Diyanet İşleri Başkanlığı, akıl ve mantıktan sürgün edilerek düştüğü kendi paralel evreninde kendi suni ve Sünni gündemini oluşturmaya devam ediyor. Ancak başkalarının hayat tarzına müdahale ederek var olabilen bu kurumun tek bir dünyevi hali var, o da yasaklar cenneti.

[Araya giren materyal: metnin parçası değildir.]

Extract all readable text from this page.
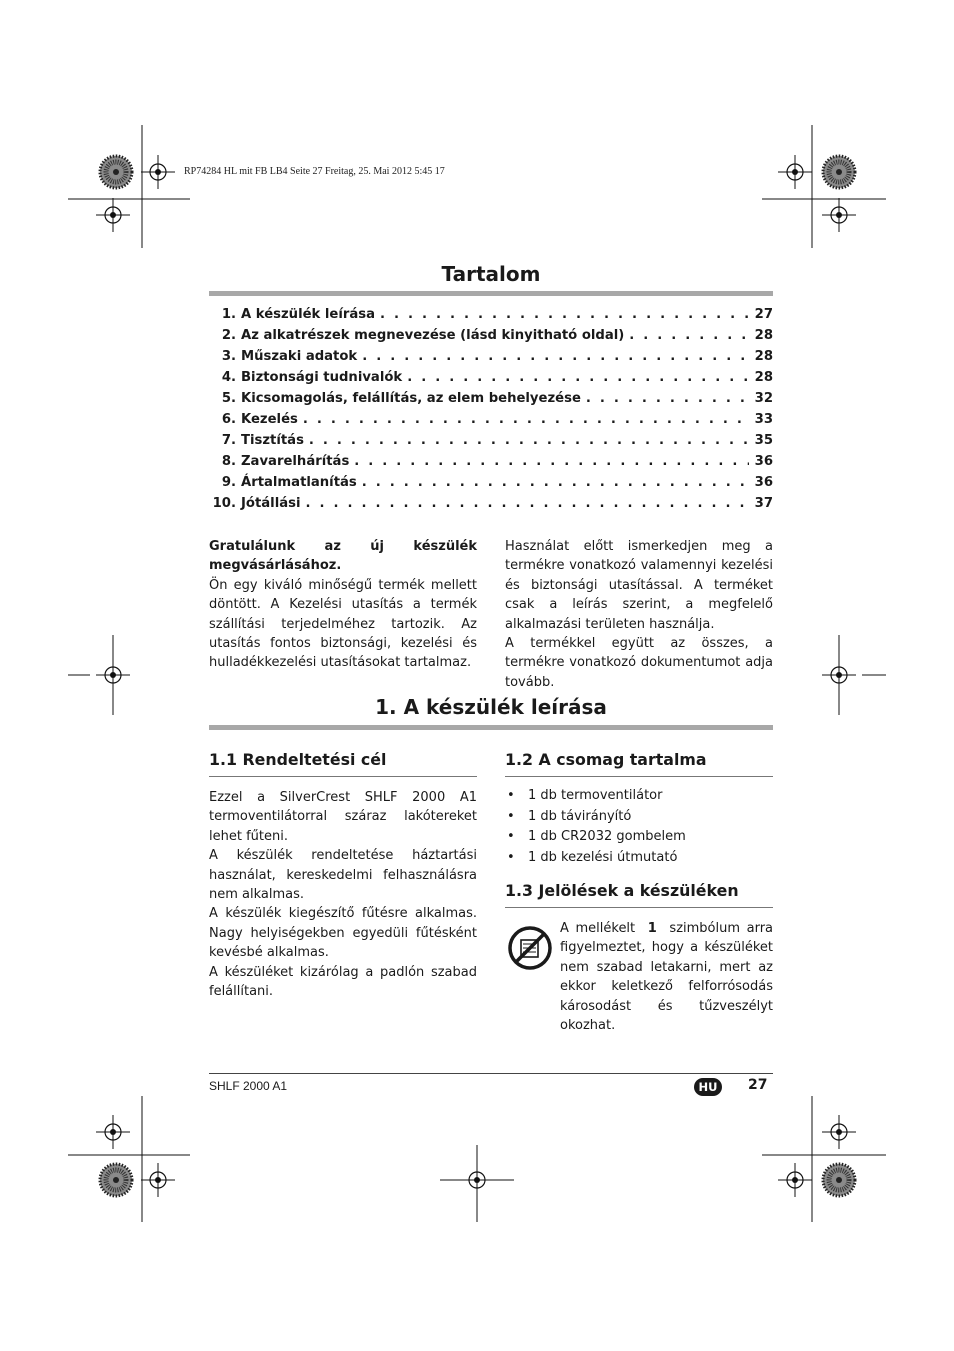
RP74284 HL mit FB LB4 Seite 27 Freitag, 25. Mai 2012 5:45 17
Tartalom
1. A készülék leírása . . .	27
2. Az alkatrészek megnevezése (lásd kinyitható oldal) . . .	28
3. Műszaki adatok . . .	28
4. Biztonsági tudnivalók . . .	28
5. Kicsomagolás, felállítás, az elem behelyezése . . .	32
6. Kezelés . . .	33
7. Tisztítás . . .	35
8. Zavarelhárítás . . .	36
9. Ártalmatlanítás . . .	36
10. Jótállási . . .	37

Gratulálunk az új készülék megvásárlásához.

Ön egy kiváló minőségű termék mellett döntött. A Kezelési utasítás a termék szállítási terjedelméhez tartozik. Az utasítás fontos biztonsági, kezelési és hulladékkezelési utasításokat tartalmaz.

Használat előtt ismerkedjen meg a termékre vonatkozó valamennyi kezelési és biztonsági utasítással. A terméket csak a leírás szerint, a megfelelő alkalmazási területen használja.

A termékkel együtt az összes, a termékre vonatkozó dokumentumot adja tovább.

1. A készülék leírása
1.1 Rendeltetési cél

Ezzel a SilverCrest SHLF 2000 A1 termoventilátorral száraz lakótereket lehet fűteni.

A készülék rendeltetése háztartási használat, kereskedelmi felhasználásra nem alkalmas.

A készülék kiegészítő fűtésre alkalmas. Nagy helyiségekben egyedüli fűtésként kevésbé alkalmas.

A készüléket kizárólag a padlón szabad felállítani.

1.2 A csomag tartalma
• 1 db termoventilátor
• 1 db távirányító
• 1 db CR2032 gombelem
• 1 db kezelési útmutató
1.3 Jelölések a készüléken

A mellékelt 1 szimbólum arra figyelmeztet, hogy a készüléket nem szabad letakarni, mert az ekkor keletkező felforrósodás károsodást és tűzveszélyt okozhat.

SHLF 2000 A1	HU	27
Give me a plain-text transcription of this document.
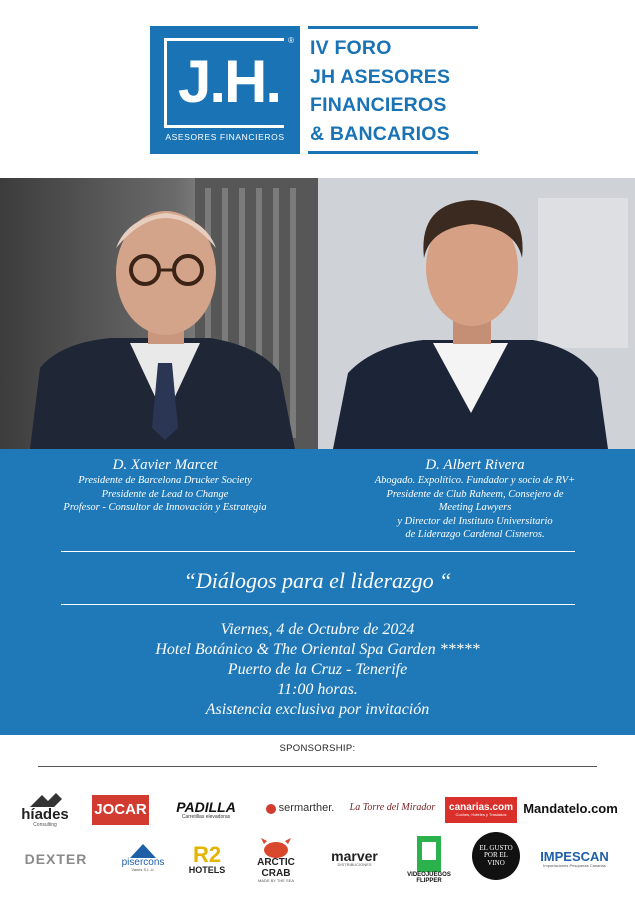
J.H.
®
ASESORES FINANCIEROS
IV FORO
JH ASESORES
FINANCIEROS
& BANCARIOS
D. Xavier Marcet
Presidente de Barcelona Drucker Society
Presidente de Lead to Change
Profesor - Consultor de Innovación y Estrategia
D. Albert Rivera
Abogado. Expolítico. Fundador y socio de RV+
Presidente de Club Raheem, Consejero de
Meeting Lawyers
y Director del Instituto Universitario
de Liderazgo Cardenal Cisneros.
“Diálogos para el liderazgo “
Viernes, 4 de Octubre de 2024
Hotel Botánico & The Oriental Spa Garden *****
Puerto de la Cruz - Tenerife
11:00 horas.
Asistencia exclusiva por invitación
SPONSORSHIP:
híades
Consulting
JOCAR PADILLA
Carretillas elevadoras
sermarther. La Torre del Mirador canarias.com
Coches, Hoteles y Traslados Mandatelo.com
DEXTER	pisercons
Vanes S.L.U.
R2
HOTELS
ARCTIC CRAB
MADE BY THE SEA
marver
DISTRIBUCIONES
VIDEOJUEGOS FLIPPER
EL GUSTO POR EL VINO	IMPESCAN
Importaciones Pesqueras Canarias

Siyasal İslamcıların yaptığı hukuksuzluk ve yolsuzluklar, tarikat yurtlarındaki cinsel ve fiziksel şiddet ve toplumsal yaşama ilişkin sorunlar hakkında tek kelime etmeyen (edemeyen) DİB, bazı deniz ürünleriyle ilgili tartışma yaratan bir fetva yayınladı. “Yengeç, kalamar, ıstakoz, karides, midye, kurbağa vb. gibi deniz ürünleri yenilebilir mi?” sorusuna yanıt veren DİB, bazı hadislerin yorumlarından yola çıkarak kabuklu deniz ürünlerinin “haram” olduğuna kanaat getirdi. Bu sürreal fetvanın sosyal medyada gündem olmasıyla yeniden açıklama yapma gereği duyan DİB, söz konusu cevabın yeni bir fetva olmadığını bildirdi. Kamuoyunun gündemine düşen fetvayı köşesine taşıyan Fatih Altaylı, toplumsal konulara değinmeyen Diyanet’e şu kritik soruları sordu: “Sayın Diyanet, ihaleye fesat karıştırmak, yolsuzluk yapmak, rüşvet almak, kamu malını babamızın malı gibi kullanmak, eş dost kayırmak, liyakatsiz atamalar yapmak, çoluk çocuğa cinsel taciz ve tecavüzde bulunmak, kamuya ait para ile zengin bir hayat sürmek, badeleme adı altında cinsel ilişki kurmak haram mıdır, değil midir?”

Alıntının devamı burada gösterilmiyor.